Results: Our cohort included 193 patients (mean age, 41.3±14.3 years, 56% female) with a mean Hb of 11.2±1.4 g/dL, %HbF 7.3±5.9, ARC 123±53×10³/μL and LDH 227±66 U/L. Comorbidities included hypertension (29.6%), psychiatric disorders (28.5%), diabetes (8.3%). SCD-related complications included AVN (43%), CKD (26.9%), VTE (23.8%), stroke (13.5%), chronic pain (13.5%), PH 7.3% (N=14/193) and SCD retinopathy 28.4% (N=22/74).

In our cohort, 49.7% had ≥ 1 hospitalization (median 0 [IQR 0-3]), while 63.5% had ≥ 1 ER visit over 24 months (median 1 [IQR 0-4]). Chronic opioid use was seen in 30.1% of patients (median dose of 62 MME/day [IQR 30-162] in the opioid utilizers).

Hydroxyurea (HU) was utilized in 18.7% of patients (mean dose 13.6±5.7 mg/kg). Patients on HU had higher %HbF compared to those not on HU (mean of 11.2±8.5% vs 6.2±4.6%, p<0.01) but this did not translate to less healthcare utilization or opioid use in the HU group.

Patients who developed ACS/MOF (N=21) had elevated LDH/platelet ratio at initial presentation compared to those who presented with uncomplicated VOC (N=46) (median 3.1 vs 1.1). LDH/platelet ratio >2 was associated with 12.2-fold increase odds of ACS/MOF (95% CI: 3.8-45.5, p<0.0001).

Patients with psychiatric comorbidity had higher median hospitalization (2 vs 0 visits/24 months, p=0.008), ER visits (2.5 vs 1 visits/24 months, p=0.055) and opioid utilization (4 vs 0 median MME/day, p=0.003) in comparison to those without psychiatric diagnosis. Independent predictors of high healthcare utilization included chronic opioid use (aOR 3.63, p<0.05), psychiatric comorbidity (aOR 3.08, p<0.05), chronic pain (aOR 2.75, p<0.05).

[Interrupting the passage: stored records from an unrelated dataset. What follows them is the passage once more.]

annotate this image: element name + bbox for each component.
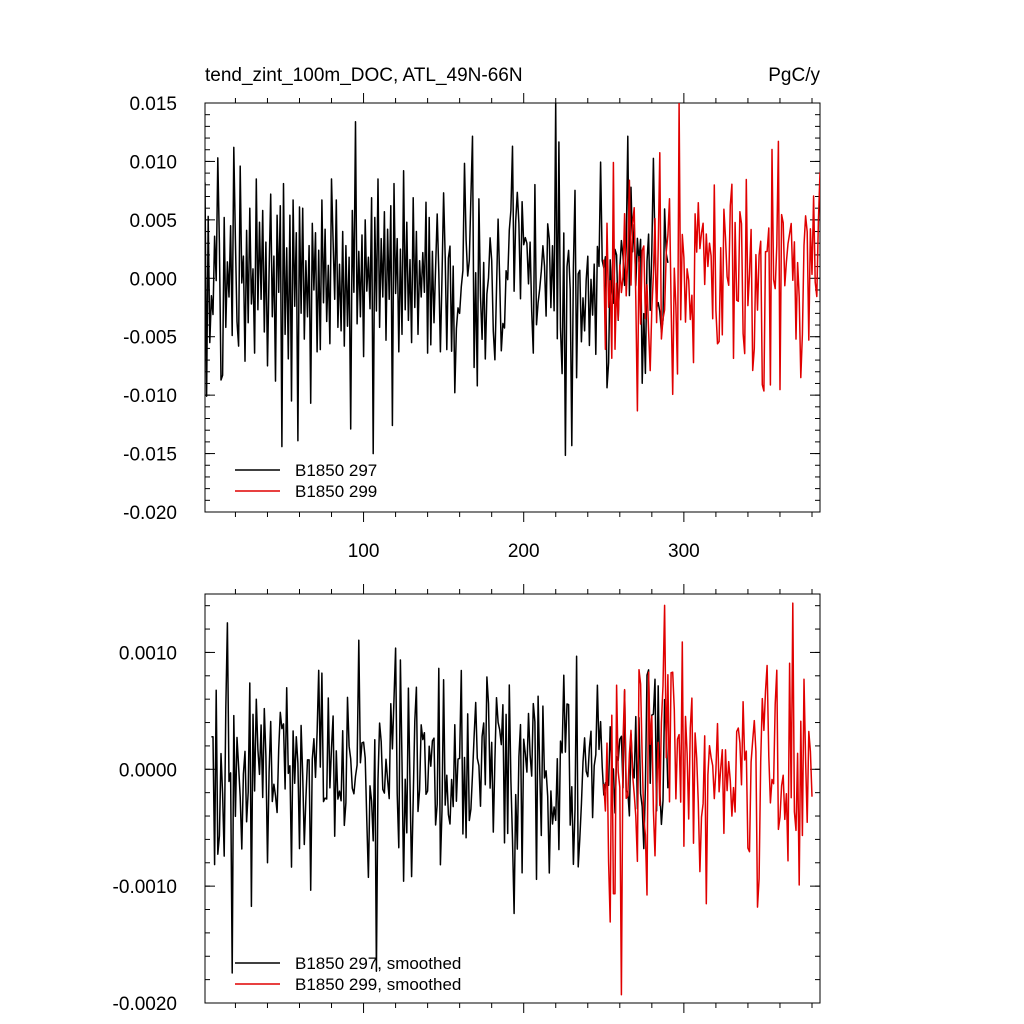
y-tick-label: -0.005: [123, 328, 177, 349]
plot-frame: [204, 593, 821, 1004]
chart-title-left: tend_zint_100m_DOC, ATL_49N-66N: [205, 65, 523, 86]
x-tick-label: 200: [508, 541, 540, 562]
y-tick-label: -0.020: [123, 503, 177, 524]
y-tick-label: 0.015: [129, 94, 177, 115]
plot-frame: [204, 102, 821, 513]
bottom-panel: -0.0020 -0.0010 0.0000 0.0010 B1850 297, smo…: [113, 584, 821, 1015]
legend-label: B1850 299: [295, 482, 377, 501]
y-tick-label: -0.010: [123, 386, 177, 407]
y-tick-label: 0.000: [129, 269, 177, 290]
legend-label: B1850 297, smoothed: [295, 954, 461, 973]
series-line-b1850-299: [603, 602, 813, 996]
y-tick-label: 0.0000: [119, 760, 177, 781]
series-line-b1850-297: [211, 622, 669, 974]
top-panel: -0.020 -0.015 -0.010 -0.005 0.000 0.005 0.010 0…: [123, 65, 821, 562]
y-tick-label: 0.005: [129, 211, 177, 232]
legend-label: B1850 297: [295, 461, 377, 480]
y-tick-label: -0.015: [123, 445, 177, 466]
x-tick-label: 100: [348, 541, 380, 562]
legend-label: B1850 299, smoothed: [295, 975, 461, 994]
y-tick-label: -0.0020: [113, 994, 177, 1015]
series-line-b1850-297: [205, 103, 669, 457]
chart-title-right: PgC/y: [768, 65, 820, 86]
y-tick-label: 0.0010: [119, 643, 177, 664]
y-tick-label: -0.0010: [113, 877, 177, 898]
y-tick-label: 0.010: [129, 152, 177, 173]
x-tick-label: 300: [668, 541, 700, 562]
series-line-b1850-299: [603, 103, 820, 412]
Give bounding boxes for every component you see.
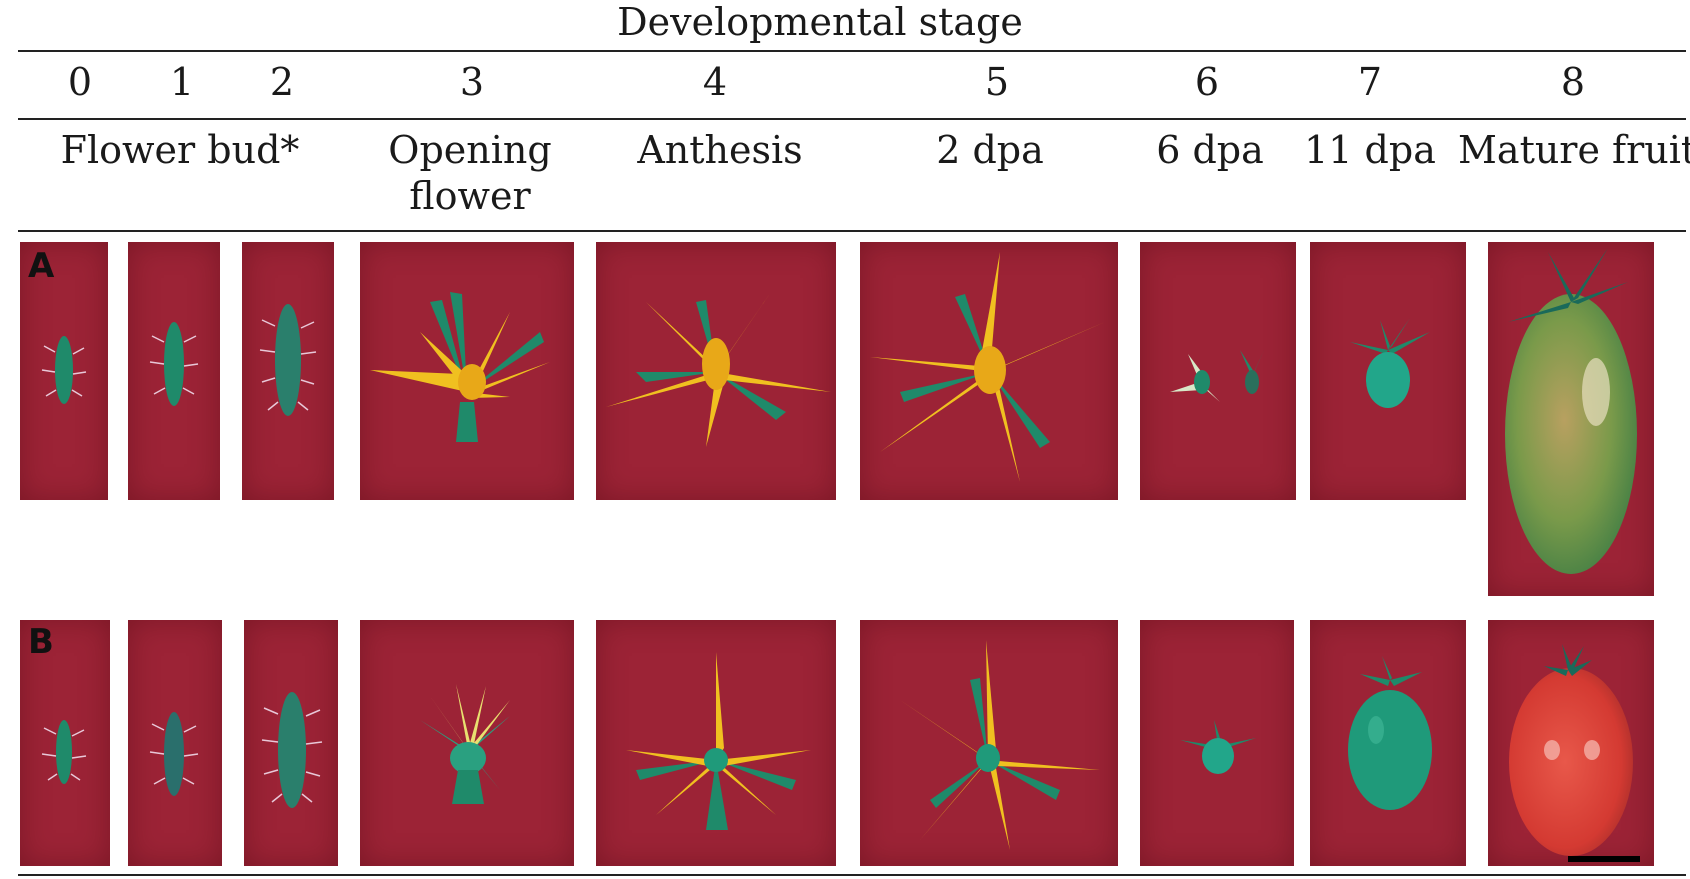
stage-number: 6 — [1194, 60, 1220, 104]
photo-row-b-stage-2 — [244, 620, 338, 866]
rule-middle — [18, 118, 1686, 120]
photo-row-b-stage-3 — [360, 620, 574, 866]
stage-description: 11 dpa — [1304, 128, 1436, 172]
photo-row-a-stage-5 — [860, 242, 1118, 500]
stage-description: Anthesis — [637, 128, 803, 172]
photo-row-b-stage-1 — [128, 620, 222, 866]
header-title: Developmental stage — [617, 0, 1023, 44]
stage-number: 4 — [702, 60, 728, 104]
photo-row-b-stage-4 — [596, 620, 836, 866]
stage-description: flower — [409, 174, 531, 218]
photo-row-a-stage-8 — [1488, 242, 1654, 596]
photo-row-a-stage-7 — [1310, 242, 1466, 500]
flower-icon — [606, 292, 831, 447]
photo-row-a-stage-2 — [242, 242, 334, 500]
flower-bud-icon — [149, 712, 199, 796]
rule-bottom — [18, 874, 1686, 876]
row-label-b: B — [28, 622, 54, 662]
stage-number: 3 — [459, 60, 485, 104]
stage-description: 2 dpa — [936, 128, 1044, 172]
stage-number: 0 — [67, 60, 93, 104]
photo-row-a-stage-3 — [360, 242, 574, 500]
flower-bud-icon — [261, 692, 323, 808]
small-fruit-icon — [1350, 318, 1430, 408]
flower-bud-icon — [149, 322, 199, 406]
small-fruit-icon — [1170, 350, 1264, 402]
stage-description: Mature fruit — [1458, 128, 1690, 172]
photo-row-b-stage-8 — [1488, 620, 1654, 866]
flower-bud-icon — [259, 304, 317, 416]
photo-row-b-stage-6 — [1140, 620, 1294, 866]
flower-bud-icon — [41, 336, 87, 404]
flower-icon — [870, 252, 1105, 482]
stage-number: 5 — [984, 60, 1010, 104]
photo-row-a-stage-1 — [128, 242, 220, 500]
stage-description: Flower bud* — [60, 128, 300, 172]
small-fruit-icon — [1348, 656, 1432, 810]
stage-number: 7 — [1357, 60, 1383, 104]
photo-row-a-stage-0 — [20, 242, 108, 500]
flower-icon — [420, 684, 510, 804]
stage-description: Opening — [388, 128, 552, 172]
flower-bud-icon — [41, 720, 87, 784]
rule-top — [18, 50, 1686, 52]
small-fruit-icon — [1180, 720, 1256, 774]
photo-row-b-stage-0 — [20, 620, 110, 866]
row-label-a: A — [28, 246, 55, 286]
stage-number: 2 — [269, 60, 295, 104]
photo-row-a-stage-6 — [1140, 242, 1296, 500]
photo-row-b-stage-7 — [1310, 620, 1466, 866]
scale-bar — [1568, 856, 1640, 862]
mature-fruit-icon — [1509, 644, 1633, 856]
stage-number: 8 — [1560, 60, 1586, 104]
stage-number: 1 — [169, 60, 195, 104]
flower-icon — [370, 292, 550, 442]
photo-row-b-stage-5 — [860, 620, 1118, 866]
mature-fruit-icon — [1505, 248, 1637, 574]
stage-description: 6 dpa — [1156, 128, 1264, 172]
photo-row-a-stage-4 — [596, 242, 836, 500]
flower-icon — [900, 640, 1100, 850]
rule-header-bottom — [18, 230, 1686, 232]
flower-icon — [626, 652, 811, 830]
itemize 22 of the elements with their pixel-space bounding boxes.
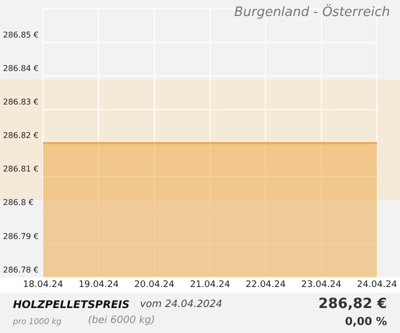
chart-title: Burgenland - Österreich <box>234 5 390 20</box>
y-tick-label: 286.79 € <box>3 232 39 241</box>
x-tick-label: 21.04.24 <box>190 280 230 290</box>
x-tick-label: 20.04.24 <box>134 280 175 290</box>
y-tick-label: 286.8 € <box>3 198 34 208</box>
text: 286,82 € <box>318 296 387 312</box>
y-tick-label: 286.83 € <box>3 98 39 107</box>
y-tick-label: 286.82 € <box>3 131 39 140</box>
text: 0,00 % <box>345 315 387 328</box>
y-tick-label: 286.85 € <box>3 30 39 40</box>
x-tick-label: 18.04.24 <box>22 280 64 290</box>
x-tick-label: 23.04.24 <box>301 280 342 290</box>
text: (bei 6000 kg) <box>88 315 156 326</box>
y-tick-label: 286.78 € <box>3 265 39 274</box>
text: vom 24.04.2024 <box>140 299 222 310</box>
y-tick-label: 286.84 € <box>3 64 39 74</box>
text: HOLZPELLETSPREIS <box>13 299 130 311</box>
x-tick-label: 24.04.24 <box>356 280 398 290</box>
y-tick-label: 286.81 € <box>3 164 39 174</box>
text: pro 1000 kg <box>13 317 62 326</box>
x-tick-label: 19.04.24 <box>78 280 119 290</box>
x-tick-label: 22.04.24 <box>246 280 286 290</box>
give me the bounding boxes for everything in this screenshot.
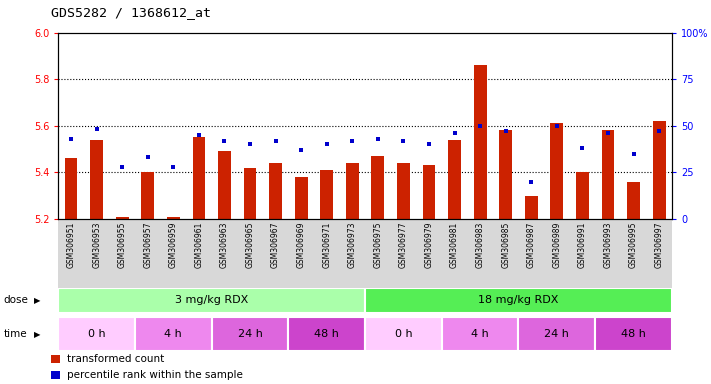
Bar [365, 317, 442, 351]
Text: 0 h: 0 h [395, 329, 412, 339]
Bar [474, 65, 486, 219]
Bar [321, 170, 333, 219]
Text: transformed count: transformed count [67, 354, 164, 364]
Bar [167, 217, 180, 219]
Bar [576, 172, 589, 219]
Bar [525, 195, 538, 219]
Bar [65, 158, 77, 219]
Text: 4 h: 4 h [164, 329, 182, 339]
Text: 0 h: 0 h [88, 329, 105, 339]
Text: 48 h: 48 h [314, 329, 339, 339]
Bar [135, 317, 212, 351]
Text: 3 mg/kg RDX: 3 mg/kg RDX [175, 295, 248, 306]
Bar [295, 177, 308, 219]
Bar [58, 288, 365, 313]
Text: ▶: ▶ [34, 296, 41, 305]
Bar [346, 163, 359, 219]
Bar [289, 317, 365, 351]
Bar [397, 163, 410, 219]
Bar [269, 163, 282, 219]
Bar [595, 317, 672, 351]
Bar [422, 166, 435, 219]
Bar [58, 317, 135, 351]
Bar [218, 151, 231, 219]
Text: 24 h: 24 h [545, 329, 570, 339]
Text: 18 mg/kg RDX: 18 mg/kg RDX [479, 295, 559, 306]
Text: 4 h: 4 h [471, 329, 489, 339]
Bar [244, 168, 257, 219]
Bar [193, 137, 205, 219]
Bar [371, 156, 384, 219]
Bar [448, 140, 461, 219]
Bar [627, 182, 640, 219]
Bar [365, 288, 672, 313]
Bar [653, 121, 665, 219]
Bar [212, 317, 289, 351]
Text: 48 h: 48 h [621, 329, 646, 339]
Bar [141, 172, 154, 219]
Text: time: time [4, 329, 27, 339]
Text: dose: dose [4, 295, 28, 306]
Bar [602, 131, 614, 219]
Bar [442, 317, 518, 351]
Bar [499, 131, 512, 219]
Text: GDS5282 / 1368612_at: GDS5282 / 1368612_at [51, 6, 211, 19]
Bar [550, 123, 563, 219]
Text: ▶: ▶ [34, 329, 41, 339]
Text: 24 h: 24 h [237, 329, 262, 339]
Bar [90, 140, 103, 219]
Bar [518, 317, 595, 351]
Bar [116, 217, 129, 219]
Text: percentile rank within the sample: percentile rank within the sample [67, 370, 242, 380]
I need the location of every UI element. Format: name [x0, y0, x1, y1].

Predictors of high opioid utilization included chronic pain (aOR 16.85, p<0.05), psychiatric comorbidity (aOR 2.54, p<0.05), and AVN (aOR 2.50, p<0.05).

Mortality occurred in 8.3% (N=16) of our cohort (median age 51.5 [IQR 37-57] years) with 68.8% related to SCD and 31.2% having unknown etiology.

Conclusion: Patients with HbSβ+ have significant disease burden with high healthcare utilization and opioid use despite the “mild” designation. Psychiatric comorbidities, chronic pain and AVN appeared to be the major independent predictors of high acute healthcare utilization and opioid use. This underscores the importance of dedicated, comprehensive care and investigational therapeutic approaches rather than being dismissed as having “milder” disease. In addition, an elevated LDH/platelet ratio >2 at the time of presentation corelates with a higher odd of developing ACS/MOF, highlighting a potential risk assessment tool in these patients but this would require prospective validation. Although HU had expected biochemical effects, its impact on decreasing healthcare utilization/opioid use was not apparent in our cohort, however this is likely related to selection bias.